Um homem no banco de passageiros de um veículo que circula devagar por um bairro que chama de casa a aperceber-se (outra vez) de que a sua liberdade é provisória. A sua cidadania, condicional. A linha que separa uma vida normal do exílio sancionado pelo Estado, fina como uma folha de papel de um formulário qualquer.
Estúdio. Street. Estado. Repeat.
Complô não se satisfaz com arcos narrativos redentores. Este não é um conto de superação. Não há concerto de regresso em apoteose, não há reintegração Disneyficada. Em vez disso, o filme entrelaça sessões de estúdio, conversas burocráticas, as dúvidas existenciais da paternidade e os ciphers efusivos numa estrutura solta, contrapontística. Vemos Ghoya em momentos de grande vulnerabilidade, a lutar com entrevistas de emprego, com o dinheiro, com uma burocracia insidiosa. Vemo-lo desafiador, a cuspir fogo em kriolu sobre a polícia, a injustiça social, a crueldade sistémica. Vemo-lo doce, rimando ternamente para a sua companheira, versos que são de amor e de pedido de desculpas: “Badjuda, não duvides por um segundo / há muito que te dei o meu coração.”

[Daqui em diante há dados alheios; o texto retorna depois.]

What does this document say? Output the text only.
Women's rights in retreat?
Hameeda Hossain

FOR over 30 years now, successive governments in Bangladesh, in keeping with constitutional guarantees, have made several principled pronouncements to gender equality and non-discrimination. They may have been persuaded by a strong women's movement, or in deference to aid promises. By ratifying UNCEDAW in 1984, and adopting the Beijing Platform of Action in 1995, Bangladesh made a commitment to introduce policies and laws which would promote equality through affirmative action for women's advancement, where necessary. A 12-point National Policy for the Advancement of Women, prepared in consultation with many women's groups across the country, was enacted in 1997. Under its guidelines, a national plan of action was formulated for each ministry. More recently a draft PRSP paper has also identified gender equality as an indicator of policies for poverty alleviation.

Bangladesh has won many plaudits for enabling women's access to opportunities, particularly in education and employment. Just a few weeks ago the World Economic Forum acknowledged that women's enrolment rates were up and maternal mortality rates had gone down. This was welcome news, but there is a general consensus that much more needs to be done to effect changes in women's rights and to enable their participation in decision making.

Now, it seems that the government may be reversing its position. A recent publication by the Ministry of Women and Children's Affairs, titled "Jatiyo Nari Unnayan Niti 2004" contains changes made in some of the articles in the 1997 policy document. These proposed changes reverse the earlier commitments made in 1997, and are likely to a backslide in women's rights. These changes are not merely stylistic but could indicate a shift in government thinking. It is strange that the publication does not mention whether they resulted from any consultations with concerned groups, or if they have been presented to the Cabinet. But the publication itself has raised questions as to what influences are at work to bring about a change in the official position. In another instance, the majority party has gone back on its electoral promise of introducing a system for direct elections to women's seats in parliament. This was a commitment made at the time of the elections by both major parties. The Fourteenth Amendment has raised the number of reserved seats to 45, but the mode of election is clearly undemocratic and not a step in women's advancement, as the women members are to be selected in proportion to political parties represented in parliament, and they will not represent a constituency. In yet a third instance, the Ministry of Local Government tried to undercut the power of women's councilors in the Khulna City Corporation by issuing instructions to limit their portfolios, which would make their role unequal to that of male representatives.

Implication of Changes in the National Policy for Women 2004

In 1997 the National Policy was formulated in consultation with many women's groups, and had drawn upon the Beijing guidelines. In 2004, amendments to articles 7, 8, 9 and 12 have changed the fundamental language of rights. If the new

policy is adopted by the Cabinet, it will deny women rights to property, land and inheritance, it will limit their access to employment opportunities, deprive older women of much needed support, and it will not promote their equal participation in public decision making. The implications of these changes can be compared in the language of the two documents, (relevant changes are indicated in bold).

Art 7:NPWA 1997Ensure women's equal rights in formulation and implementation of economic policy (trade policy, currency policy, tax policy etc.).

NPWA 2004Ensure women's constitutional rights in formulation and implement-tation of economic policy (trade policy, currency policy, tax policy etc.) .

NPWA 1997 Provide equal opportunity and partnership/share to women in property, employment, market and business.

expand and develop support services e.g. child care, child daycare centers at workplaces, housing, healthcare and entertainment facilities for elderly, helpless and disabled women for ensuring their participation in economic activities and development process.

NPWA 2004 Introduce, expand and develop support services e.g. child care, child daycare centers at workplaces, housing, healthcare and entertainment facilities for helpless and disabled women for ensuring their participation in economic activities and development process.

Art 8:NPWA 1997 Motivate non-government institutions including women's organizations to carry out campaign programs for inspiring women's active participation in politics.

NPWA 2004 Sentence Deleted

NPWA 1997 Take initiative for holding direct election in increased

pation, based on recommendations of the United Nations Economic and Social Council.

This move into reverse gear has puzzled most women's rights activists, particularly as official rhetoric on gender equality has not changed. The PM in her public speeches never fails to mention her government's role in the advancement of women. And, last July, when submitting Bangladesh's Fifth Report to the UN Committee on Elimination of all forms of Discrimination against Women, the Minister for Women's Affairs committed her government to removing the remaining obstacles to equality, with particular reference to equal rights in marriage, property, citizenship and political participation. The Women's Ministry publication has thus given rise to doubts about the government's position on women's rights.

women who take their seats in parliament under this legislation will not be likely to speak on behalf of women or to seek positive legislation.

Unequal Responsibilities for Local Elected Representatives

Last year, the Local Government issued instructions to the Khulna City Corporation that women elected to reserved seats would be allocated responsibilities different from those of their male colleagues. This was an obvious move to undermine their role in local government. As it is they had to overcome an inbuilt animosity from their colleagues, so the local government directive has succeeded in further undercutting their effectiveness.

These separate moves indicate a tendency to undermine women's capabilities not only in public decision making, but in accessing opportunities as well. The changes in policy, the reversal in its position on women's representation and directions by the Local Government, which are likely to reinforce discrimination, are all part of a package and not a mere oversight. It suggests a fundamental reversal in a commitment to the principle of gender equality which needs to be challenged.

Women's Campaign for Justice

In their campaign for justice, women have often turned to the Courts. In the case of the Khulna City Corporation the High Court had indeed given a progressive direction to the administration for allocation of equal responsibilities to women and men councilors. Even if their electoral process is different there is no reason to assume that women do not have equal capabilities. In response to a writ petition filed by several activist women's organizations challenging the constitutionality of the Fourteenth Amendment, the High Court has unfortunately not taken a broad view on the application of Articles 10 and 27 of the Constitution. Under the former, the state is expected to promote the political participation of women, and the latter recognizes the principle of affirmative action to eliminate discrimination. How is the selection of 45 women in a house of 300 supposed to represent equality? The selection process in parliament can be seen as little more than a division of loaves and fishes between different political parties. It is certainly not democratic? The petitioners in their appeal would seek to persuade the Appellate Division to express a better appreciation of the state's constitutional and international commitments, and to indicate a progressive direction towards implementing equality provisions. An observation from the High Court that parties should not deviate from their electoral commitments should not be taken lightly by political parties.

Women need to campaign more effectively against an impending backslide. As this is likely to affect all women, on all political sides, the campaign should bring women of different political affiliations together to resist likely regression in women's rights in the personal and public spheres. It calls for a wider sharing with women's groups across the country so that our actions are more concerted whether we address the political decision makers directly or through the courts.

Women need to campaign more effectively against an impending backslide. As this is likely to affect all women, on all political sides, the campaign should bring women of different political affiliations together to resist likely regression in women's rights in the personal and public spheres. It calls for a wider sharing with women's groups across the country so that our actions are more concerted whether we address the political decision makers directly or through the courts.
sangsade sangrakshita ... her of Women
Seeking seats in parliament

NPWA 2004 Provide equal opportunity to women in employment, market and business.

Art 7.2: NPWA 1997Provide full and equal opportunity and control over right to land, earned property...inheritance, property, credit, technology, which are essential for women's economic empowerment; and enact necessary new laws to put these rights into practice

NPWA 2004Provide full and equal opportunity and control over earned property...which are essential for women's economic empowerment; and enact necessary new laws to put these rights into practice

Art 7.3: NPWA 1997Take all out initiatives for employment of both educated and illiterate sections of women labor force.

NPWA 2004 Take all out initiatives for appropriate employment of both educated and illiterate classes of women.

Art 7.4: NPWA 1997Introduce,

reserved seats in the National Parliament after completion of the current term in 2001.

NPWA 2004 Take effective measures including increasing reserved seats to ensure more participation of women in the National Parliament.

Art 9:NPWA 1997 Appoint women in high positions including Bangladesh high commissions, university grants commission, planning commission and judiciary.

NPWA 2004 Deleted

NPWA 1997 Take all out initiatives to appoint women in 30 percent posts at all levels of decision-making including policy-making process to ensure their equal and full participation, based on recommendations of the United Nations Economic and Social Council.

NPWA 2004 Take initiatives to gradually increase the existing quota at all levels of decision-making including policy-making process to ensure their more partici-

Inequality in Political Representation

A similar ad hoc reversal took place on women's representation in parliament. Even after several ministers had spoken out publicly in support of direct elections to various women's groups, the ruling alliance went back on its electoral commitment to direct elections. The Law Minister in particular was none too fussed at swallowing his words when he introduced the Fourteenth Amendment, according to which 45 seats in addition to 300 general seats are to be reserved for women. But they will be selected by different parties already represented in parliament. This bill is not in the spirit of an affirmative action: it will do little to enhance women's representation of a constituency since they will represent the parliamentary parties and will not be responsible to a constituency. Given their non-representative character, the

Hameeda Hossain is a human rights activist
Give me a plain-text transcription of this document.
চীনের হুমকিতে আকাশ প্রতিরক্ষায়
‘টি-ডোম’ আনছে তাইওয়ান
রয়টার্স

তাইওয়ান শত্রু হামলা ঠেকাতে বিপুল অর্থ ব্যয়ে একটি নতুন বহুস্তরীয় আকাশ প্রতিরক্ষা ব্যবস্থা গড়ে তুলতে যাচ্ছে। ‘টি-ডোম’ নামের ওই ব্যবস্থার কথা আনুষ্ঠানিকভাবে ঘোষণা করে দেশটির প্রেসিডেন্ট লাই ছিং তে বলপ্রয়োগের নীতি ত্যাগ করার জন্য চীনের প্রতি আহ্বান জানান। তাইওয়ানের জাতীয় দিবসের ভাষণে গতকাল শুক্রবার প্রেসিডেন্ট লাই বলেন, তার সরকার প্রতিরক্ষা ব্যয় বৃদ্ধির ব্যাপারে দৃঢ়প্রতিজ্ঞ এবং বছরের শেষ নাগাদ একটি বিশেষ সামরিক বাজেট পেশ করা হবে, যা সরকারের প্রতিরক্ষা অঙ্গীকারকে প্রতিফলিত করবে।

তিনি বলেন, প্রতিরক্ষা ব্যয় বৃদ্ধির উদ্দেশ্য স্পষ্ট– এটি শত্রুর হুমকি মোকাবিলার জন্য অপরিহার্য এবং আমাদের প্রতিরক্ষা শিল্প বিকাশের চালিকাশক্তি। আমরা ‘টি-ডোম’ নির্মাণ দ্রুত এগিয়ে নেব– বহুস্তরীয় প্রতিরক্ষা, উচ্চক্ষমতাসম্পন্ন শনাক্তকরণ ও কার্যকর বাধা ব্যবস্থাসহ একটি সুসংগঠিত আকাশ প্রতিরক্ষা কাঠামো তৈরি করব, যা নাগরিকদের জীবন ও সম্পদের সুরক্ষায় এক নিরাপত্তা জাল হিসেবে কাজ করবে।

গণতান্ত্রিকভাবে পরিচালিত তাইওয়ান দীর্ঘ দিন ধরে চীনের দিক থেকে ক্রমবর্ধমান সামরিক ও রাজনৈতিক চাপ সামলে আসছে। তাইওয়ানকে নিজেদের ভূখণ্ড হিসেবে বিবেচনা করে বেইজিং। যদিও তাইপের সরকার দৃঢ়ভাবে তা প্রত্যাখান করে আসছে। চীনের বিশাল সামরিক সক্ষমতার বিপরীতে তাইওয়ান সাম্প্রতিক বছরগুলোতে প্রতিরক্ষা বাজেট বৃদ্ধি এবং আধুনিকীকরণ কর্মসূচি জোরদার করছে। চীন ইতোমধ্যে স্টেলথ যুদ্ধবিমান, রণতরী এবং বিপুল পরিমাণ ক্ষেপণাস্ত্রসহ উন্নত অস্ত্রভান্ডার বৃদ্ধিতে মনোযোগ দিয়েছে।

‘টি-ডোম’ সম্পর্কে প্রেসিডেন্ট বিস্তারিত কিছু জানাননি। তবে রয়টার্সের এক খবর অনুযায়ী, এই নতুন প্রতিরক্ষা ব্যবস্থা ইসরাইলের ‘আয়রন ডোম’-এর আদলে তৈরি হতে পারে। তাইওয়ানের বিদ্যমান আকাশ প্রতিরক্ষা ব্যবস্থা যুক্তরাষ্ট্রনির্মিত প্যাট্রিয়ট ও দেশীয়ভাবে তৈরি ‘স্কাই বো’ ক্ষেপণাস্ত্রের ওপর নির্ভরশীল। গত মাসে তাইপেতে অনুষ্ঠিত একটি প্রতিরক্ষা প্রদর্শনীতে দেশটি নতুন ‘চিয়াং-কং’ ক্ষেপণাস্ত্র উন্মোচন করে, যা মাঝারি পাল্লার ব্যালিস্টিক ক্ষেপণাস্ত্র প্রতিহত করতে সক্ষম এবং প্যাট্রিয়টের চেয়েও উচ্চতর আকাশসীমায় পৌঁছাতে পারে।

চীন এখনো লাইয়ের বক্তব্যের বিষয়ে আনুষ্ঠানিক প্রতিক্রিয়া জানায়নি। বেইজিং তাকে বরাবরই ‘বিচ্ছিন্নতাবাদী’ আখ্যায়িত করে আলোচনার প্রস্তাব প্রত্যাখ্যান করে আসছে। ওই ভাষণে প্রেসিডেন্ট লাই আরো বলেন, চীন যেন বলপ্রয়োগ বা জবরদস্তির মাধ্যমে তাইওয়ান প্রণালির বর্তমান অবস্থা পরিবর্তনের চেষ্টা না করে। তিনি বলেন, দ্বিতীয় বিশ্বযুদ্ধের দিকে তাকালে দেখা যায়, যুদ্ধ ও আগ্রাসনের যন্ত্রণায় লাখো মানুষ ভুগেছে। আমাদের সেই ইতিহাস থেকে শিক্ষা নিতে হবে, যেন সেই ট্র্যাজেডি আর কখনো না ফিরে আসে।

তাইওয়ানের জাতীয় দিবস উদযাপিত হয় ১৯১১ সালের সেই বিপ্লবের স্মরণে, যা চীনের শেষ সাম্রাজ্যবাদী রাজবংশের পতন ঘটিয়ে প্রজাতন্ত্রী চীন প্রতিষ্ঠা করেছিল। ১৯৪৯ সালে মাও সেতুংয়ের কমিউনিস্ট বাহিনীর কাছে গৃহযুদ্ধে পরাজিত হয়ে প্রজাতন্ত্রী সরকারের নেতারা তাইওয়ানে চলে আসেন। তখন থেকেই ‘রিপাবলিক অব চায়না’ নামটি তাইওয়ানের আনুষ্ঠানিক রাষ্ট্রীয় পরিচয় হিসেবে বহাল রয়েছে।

É esse contraste que faz o filme cantar. Complô vive numa genealogia clássica entre o La Haine de Mathieu Kassovitz e os documentário-perfil de artistas musicais, mas lembrou-me mais da emoções que me suscitaram Out of State, de Ciara Lacy, um filme em que reclusos polinésios numa prisão do Arizona redescobrem a sua identidade através de cânticos tradicionais, e onde a rudeza desses enormes corpos tatuados se dissolve numa ternura que também vemos em Ghoya. Ou The Work, um filme de profunda sensibilidade, em que um grupo de homens encarcerados na Cadeia de Folsom entram em catarse coletiva numa sessão de terapia de grupo que é uma verdadeira oração sobre a masculinidade e o trauma. Mas Complô é diferente, claro. Porque não nos leva para dentro dos muros da prisão. João Miller Guerra e Ghoya mostram, antes, que a prisão é um sistema que persiste e se impõe bem para lá da cela: nos empregos recusados, no limbo documental, na suspeita crónica, no silêncio cúmplice.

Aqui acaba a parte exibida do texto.